Learning to Trade 102

"Don't gamble; take all your savings and buy some good stock and hold it till it goes up, then sell it. If it don't go up, don't buy it."
~ Will Rogers.

Perhaps the major concept essential to successful trading is that it is a statistical operation. One is never certain a trade will work out. There are numerous independent interferences that can go wrong--and often do. What one does, or had best do, is enter those trades that offer the best odds of advantageous outcome, and abandon them quickly when they go adverse.

Stacking the odds favorably can be as simple as trading bullishly only on bull markets, or trading bearishly in bear markets. Seems a simple concept, but it is surprising how many otherwise intelligent traders continue trading for price appreciation in bear markets--and get their heads handed to them.

Before the advent of Exchange Traded Funds (ETFs), one had to have a margin account and a short-selling mindset to favorably handle bear markets. Now bear-market ETFs allow any account that can purchase individual stocks to purchase bear-market ETFs. A bear-market ETF rises as the market segment it mirrors sinks.

So, statistically one can stack one's odds favorably by simply buying an appreciating stock, in a leading group, in an advancing market. In a bear market, like 2008, one buys a bear-market ETF, of the most disfavorable group.

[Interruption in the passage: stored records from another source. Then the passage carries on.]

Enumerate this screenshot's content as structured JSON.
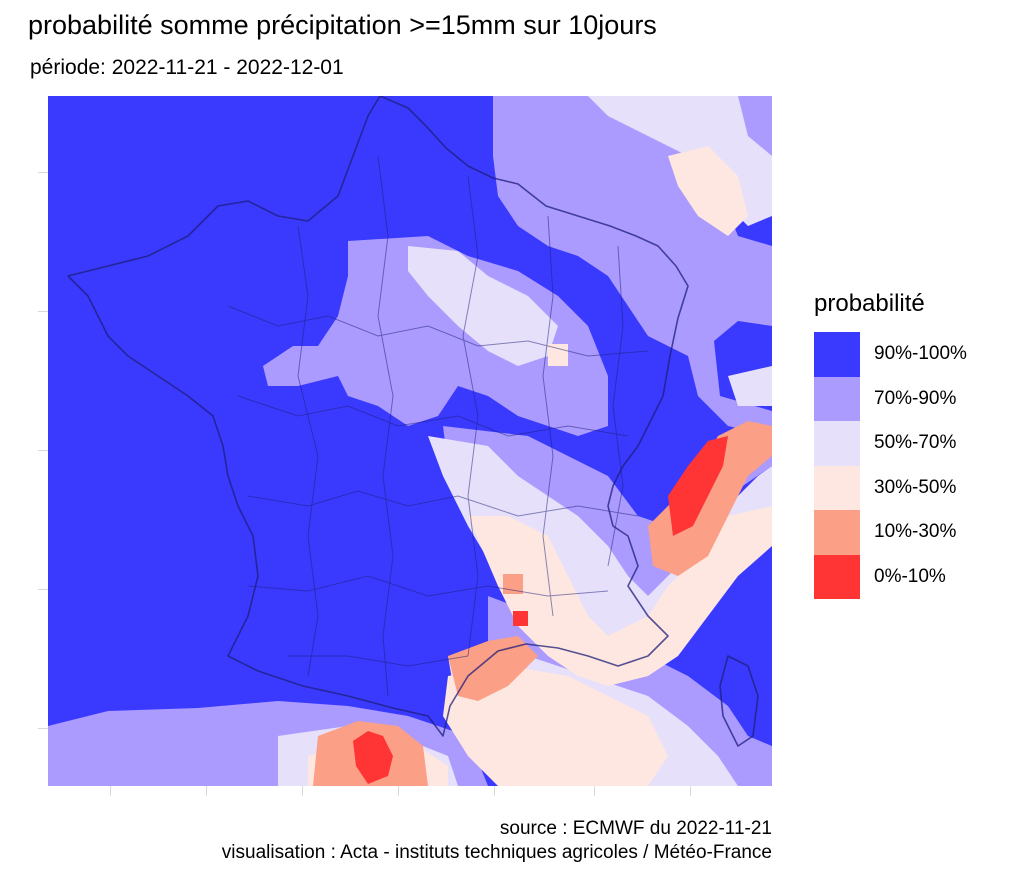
{
  "title": "probabilité somme précipitation >=15mm sur 10jours",
  "subtitle": "période: 2022-11-21 - 2022-12-01",
  "legend": {
    "title": "probabilité",
    "items": [
      {
        "label": "90%-100%",
        "color": "#3a3aff"
      },
      {
        "label": "70%-90%",
        "color": "#ab9bff"
      },
      {
        "label": "50%-70%",
        "color": "#e6e0fb"
      },
      {
        "label": "30%-50%",
        "color": "#fde7e0"
      },
      {
        "label": "10%-30%",
        "color": "#fb9f86"
      },
      {
        "label": "0%-10%",
        "color": "#ff3535"
      }
    ]
  },
  "footer": {
    "source": "source : ECMWF du 2022-11-21",
    "visualisation": "visualisation : Acta - instituts techniques agricoles / Météo-France"
  },
  "map": {
    "region": "France",
    "boundary_color": "#1e1e7a",
    "background_color": "#3a3aff"
  }
}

Another example of stacking odds favorably is covered in special situations where one can observe human nature operating to extreme. In the markets, these bubbles almost continually happen, and once one is aware, one can easily spot them. This was true of the dot-com market of the 1990s, the housing market of the last decade, or the oil runup of previous years. An example of investing in the oil bubble burst is covered in a previous entry, "Bubble Bursting." It uses an ETF, or actually, an Exchange Traded Note (ETN), to profit from the deflation of oil from $147 to $35 per barrel, providing an opportunity to generate a 1000% return in 9 months.

Such bubbles are always forming and will inevitably burst. The only requirement is one have sufficient independence of mind as to be outside the herd mentality.

The patterns covered by the Bulkowski books recommended in the previous trading entry are simply statistically favorable situations one can take advantage of. The most favorable pattern, the high, tight flag, happens surprisingly often, yet few are really aware it exists, much less how favorable it is. It rises an average of 69%, hits its target 90% of the time, and has a breakeven failure rate of virtually 0%. This pattern requires a stock that appreciates 100% in two months (Bulkowski reduces this to 90% without diminishing performance), then enters a flag or pennant. One buys when it breaks out of the flag or pennant, sets a stop loss, and moves that stop loss up as the price appreciates. Simple.

If one were to take advantage of two of these per year, making say an average of 50% each time, one would have a marvelous year. There are more than two of these per year, and one need only hunt those stocks that have either doubled or appreciated 90% in the last two months. One could make a living with just this one pattern.

Why don't more people do this? First, few people know of it and fewer still have the personal self-discipline to use the knowledge advantageously. The greatest impediment one finds to successful trading one sees in the mirror each morning. The markets are a microcosm of life, in that respect. The greatest challenge we all have is self-mastery, and surprising few people in life succeed, inside or outside the markets.

1 comment:

  1. I agree that trading is statistical, and many people expect that if they place a trade (and it looks like a winning trade) that it will invariably become a winning trade. Unfortunately this isn't true, and trading must be based on a winning edge of statistical odds in your favour. However, I believe that you can not use one strategy for an extended period of time and suggest that traders can use one strategy to profit in the market place. The markets change and one strategy that has worked in the past, doesn't necessarily work in the future. Traders need to be able to distinguish a winning strategy and have the ability to use a wide variety of signals.